You live on a ranch in the middle of nowhere. You grow potatoes. Nothing but potatoes for miles.
After your grandparents died, they left you a tidy sum of money and a whole bunch of land. You needed a break from the city, and had always adored coming here as a child, so it was only right you took on the business your grandparents spent their lives building.
(What can you do? Potatoes are apparently very important to the economy and very good for your wallet.)
The place is huge, acres for miles, and no neighbors in sight. An old hanger sits off to the side of the main home, farther off from the barn. Apparently your great grandfather was into planes, though you used it for storage nowadays.
Life is good.
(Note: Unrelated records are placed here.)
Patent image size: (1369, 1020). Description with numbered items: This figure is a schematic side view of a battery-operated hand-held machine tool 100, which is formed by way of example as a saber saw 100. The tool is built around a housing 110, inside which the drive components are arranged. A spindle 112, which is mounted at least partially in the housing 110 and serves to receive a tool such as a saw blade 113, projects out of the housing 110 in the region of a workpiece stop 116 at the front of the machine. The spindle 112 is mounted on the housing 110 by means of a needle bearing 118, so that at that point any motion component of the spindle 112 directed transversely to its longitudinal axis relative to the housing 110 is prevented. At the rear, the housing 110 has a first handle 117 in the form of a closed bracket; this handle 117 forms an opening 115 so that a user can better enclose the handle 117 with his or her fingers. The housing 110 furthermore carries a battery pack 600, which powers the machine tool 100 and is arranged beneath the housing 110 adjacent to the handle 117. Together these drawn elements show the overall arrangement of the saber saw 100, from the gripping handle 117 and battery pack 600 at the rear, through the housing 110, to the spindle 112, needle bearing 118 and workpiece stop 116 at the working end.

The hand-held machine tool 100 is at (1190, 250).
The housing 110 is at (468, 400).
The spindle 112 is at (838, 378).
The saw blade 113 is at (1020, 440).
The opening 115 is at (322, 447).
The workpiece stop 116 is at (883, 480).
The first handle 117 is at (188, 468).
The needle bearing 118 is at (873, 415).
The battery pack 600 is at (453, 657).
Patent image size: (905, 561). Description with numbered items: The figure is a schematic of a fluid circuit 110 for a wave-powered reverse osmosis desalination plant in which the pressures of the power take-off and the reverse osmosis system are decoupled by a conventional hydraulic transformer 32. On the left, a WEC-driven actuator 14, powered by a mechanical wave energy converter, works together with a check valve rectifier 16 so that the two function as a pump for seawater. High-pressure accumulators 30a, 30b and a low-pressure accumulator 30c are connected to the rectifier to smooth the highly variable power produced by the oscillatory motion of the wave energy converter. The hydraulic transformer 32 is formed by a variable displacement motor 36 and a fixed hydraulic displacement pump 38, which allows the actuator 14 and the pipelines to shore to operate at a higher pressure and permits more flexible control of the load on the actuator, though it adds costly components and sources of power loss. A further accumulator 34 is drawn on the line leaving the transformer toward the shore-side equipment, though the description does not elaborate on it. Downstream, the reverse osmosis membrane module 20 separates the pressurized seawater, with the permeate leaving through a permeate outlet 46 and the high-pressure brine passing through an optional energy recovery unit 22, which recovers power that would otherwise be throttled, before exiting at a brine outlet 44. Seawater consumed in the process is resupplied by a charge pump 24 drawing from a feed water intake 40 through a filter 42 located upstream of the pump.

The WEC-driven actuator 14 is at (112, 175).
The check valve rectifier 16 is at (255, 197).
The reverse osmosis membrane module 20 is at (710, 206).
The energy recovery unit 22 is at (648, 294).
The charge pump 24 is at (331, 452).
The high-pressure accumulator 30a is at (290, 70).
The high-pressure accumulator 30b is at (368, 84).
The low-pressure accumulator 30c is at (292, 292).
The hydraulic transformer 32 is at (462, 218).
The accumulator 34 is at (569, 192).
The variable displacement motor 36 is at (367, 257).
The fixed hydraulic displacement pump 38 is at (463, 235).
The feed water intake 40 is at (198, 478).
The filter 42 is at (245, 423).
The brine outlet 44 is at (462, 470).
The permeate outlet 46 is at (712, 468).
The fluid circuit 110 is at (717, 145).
Boring, but good. Just you, some chickens, and your potatoes. That is, until a beam of light flashes across the sky, and something large crashes into your potato fields—taking a tenth of the potatoes with it.
Pissed and thrown off, you go to check it out. Because why not? What’s the worst that could happen? Aliens?
(If only aliens were the worst of your problems.)
You find a jet. A literal jet. Crashed in your farm. Sleek, high-tech, yellow and black paint giving it a professional vibe.
And what do you do? Bored in the middle of summer?
Passion project!
Using your truck and savings, YouTube, and a whole lot of prayer, you manage to get it back in shape. It’s more complicated than expected, but whatever—you had time.
It has the name W.A.S.P. spray-painted on the side. So that must be the name. Or her name? Right? Planes are normally girls, aren’t they?
(You would later find this is very wrong.)
You’re sitting in the cockpit, screwing in some new dials, when the plane suddenly hums to life. The cockpit hatch slides shut with a click.
Before you can react, the plane turns on, and a series of voices crackle through the speakers, distorted and overlapping, words forming in fits and starts.
“ERROR… UNIDENTIFIED LifE-FœRm DETECTĘD… SCANNING…”
You freeze, wrench in hand, confused. What the hell is happening? Then a lurch—the plane is moving?! On its own?!
“SPECIES IDENTI—fied… H-U-M-A-N… THREAT LÉVEL? LiTLe TO NoNe.”
Well, that’s insulting. You have a wrench. Surely you’re more dangerous than that… right?
“CALC—calculating… FLIGHT MODE… ACTIVATE.”
Wait… what?
With a jerk, the plane starts moving, despite you mashing buttons and doing everything in your power to stop it. It takes off.
You scream, because why wouldn’t you? You don’t know how to fly a plane.
“HuMan eXPreSSinG HiGH STrEsS… CALC… HU-MAN? Your DistReSs is UN-neceSsaRy… P-L-EASe… c-a-lm… d-o-w-n…”
Calm down? CALM. DOWN?! A rogue, haunted jet is asking you to calm down?! After it kidnapped you? Or is it a he?! Gah!! Doesn’t matter!!
You want out. You’re panicking, and the machine makes a noise that almost sounds like an amused chuckle… Was he… mocking you??